Northrop Grumman contractors drill at the corner of William Street...

Northrop Grumman contractors drill at the corner of William Street and Broadway in Bethpage on Wednesday, Feb. 18, 2015, as part of an ongoing investigation of a decades-old plume emanating from former manufacturing sites run by the Navy and what is now Northrop Grumman. Credit: Barry Sloan

It took 14 years for Northrop Grumman Corp. to sign a consent order requiring it to take responsibility for cleaning up the groundwater plume its manufacturing operations created in Bethpage. Better late than never.

The Navy, which shares responsibility for the toxic mess, signed on to a similar plan in 2003. Bravo to state and federal officials who finally forced Northrop Grumman's hand. Now the officials must ride herd on the company to ensure it continues its cleanup efforts, shares information about those activities, coordinates its efforts with the Navy, and meets deadlines for filing progress reports.

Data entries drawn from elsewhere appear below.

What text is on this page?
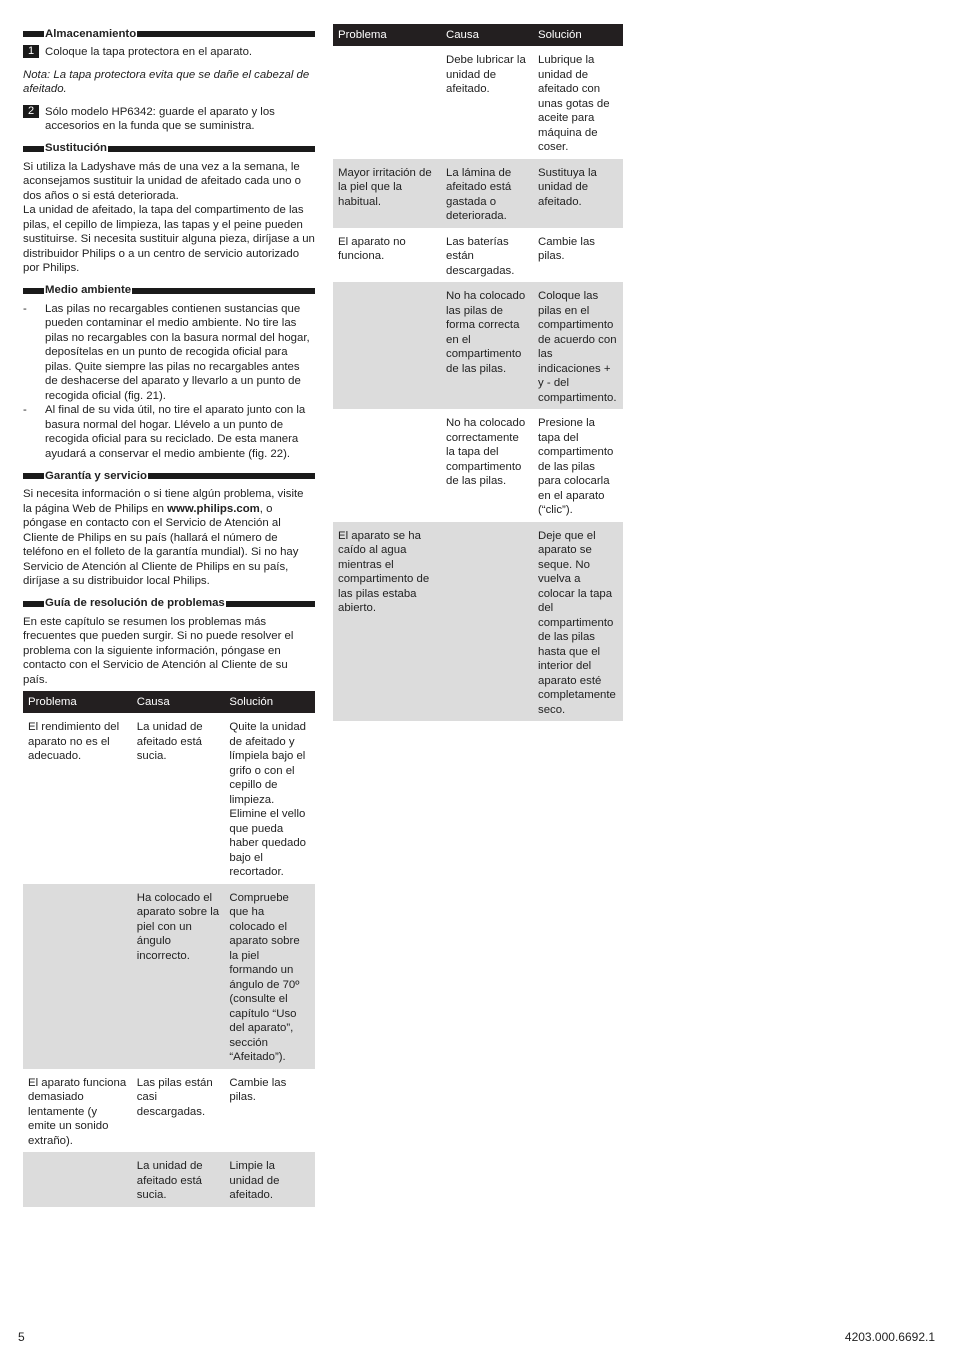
Almacenamiento
1 Coloque la tapa protectora en el aparato.

Nota: La tapa protectora evita que se dañe el cabezal de afeitado.

2 Sólo modelo HP6342: guarde el aparato y los accesorios en la funda que se suministra.
Sustitución

Si utiliza la Ladyshave más de una vez a la semana, le aconsejamos sustituir la unidad de afeitado cada uno o dos años o si está deteriorada.

La unidad de afeitado, la tapa del compartimento de las pilas, el cepillo de limpieza, las tapas y el peine pueden sustituirse. Si necesita sustituir alguna pieza, diríjase a un distribuidor Philips o a un centro de servicio autorizado por Philips.

Medio ambiente
- Las pilas no recargables contienen sustancias que pueden contaminar el medio ambiente. No tire las pilas no recargables con la basura normal del hogar, deposítelas en un punto de recogida oficial para pilas. Quite siempre las pilas no recargables antes de deshacerse del aparato y llevarlo a un punto de recogida oficial (fig. 21).
- Al final de su vida útil, no tire el aparato junto con la basura normal del hogar. Llévelo a un punto de recogida oficial para su reciclado. De esta manera ayudará a conservar el medio ambiente (fig. 22).
Garantía y servicio

Si necesita información o si tiene algún problema, visite la página Web de Philips en www.philips.com, o póngase en contacto con el Servicio de Atención al Cliente de Philips en su país (hallará el número de teléfono en el folleto de la garantía mundial). Si no hay Servicio de Atención al Cliente de Philips en su país, diríjase a su distribuidor local Philips.

Guía de resolución de problemas

En este capítulo se resumen los problemas más frecuentes que pueden surgir. Si no puede resolver el problema con la siguiente información, póngase en contacto con el Servicio de Atención al Cliente de su país.

Problema	Causa	Solución
El rendimiento del aparato no es el adecuado.	La unidad de afeitado está sucia.	Quite la unidad de afeitado y límpiela bajo el grifo o con el cepillo de limpieza. Elimine el vello que pueda haber quedado bajo el recortador.
	Ha colocado el aparato sobre la piel con un ángulo incorrecto.	Compruebe que ha colocado el aparato sobre la piel formando un ángulo de 70º (consulte el capítulo “Uso del aparato”, sección “Afeitado”).
El aparato funciona demasiado lentamente (y emite un sonido extraño).	Las pilas están casi descargadas.	Cambie las pilas.
	La unidad de afeitado está sucia.	Limpie la unidad de afeitado.
Problema	Causa	Solución
	Debe lubricar la unidad de afeitado.	Lubrique la unidad de afeitado con unas gotas de aceite para máquina de coser.
Mayor irritación de la piel que la habitual.	La lámina de afeitado está gastada o deteriorada.	Sustituya la unidad de afeitado.
El aparato no funciona.	Las baterías están descargadas.	Cambie las pilas.
	No ha colocado las pilas de forma correcta en el compartimento de las pilas.	Coloque las pilas en el compartimento de acuerdo con las indicaciones + y - del compartimento.
	No ha colocado correctamente la tapa del compartimento de las pilas.	Presione la tapa del compartimento de las pilas para colocarla en el aparato (“clic”).
El aparato se ha caído al agua mientras el compartimento de las pilas estaba abierto.		Deje que el aparato se seque. No vuelva a colocar la tapa del compartimento de las pilas hasta que el interior del aparato esté completamente seco.
5	4203.000.6692.1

That wasn't the only good news last week for clean water proponents. State and federal officials also reached an agreement -- with each other -- on the use of clean water funds for construction of the new Tappan Zee Bridge.

The pact followed an attempt by the state to help pay for the new Tappan Zee Bridge by raiding $510 million from clean water funds given by the federal government. But the federal Environmental Protection Agency blocked that, ruling most of the spending had nothing to do with clean water. The agreement allows $31 million to be used for several bridge-related projects, while declaring $480 million not eligible. The state will drop its appeal of the EPA's original action. Still unclear is how the $3.9-billion bridge will be funded, given that Gov. Andrew M. Cuomo wants to avoid a huge toll increase.

Agreement in hand, now the state should get back to using the clean water funds as intended -- to help communities improve their sewer and septic systems. That would be a big win for Long Island, where such needs are enormous.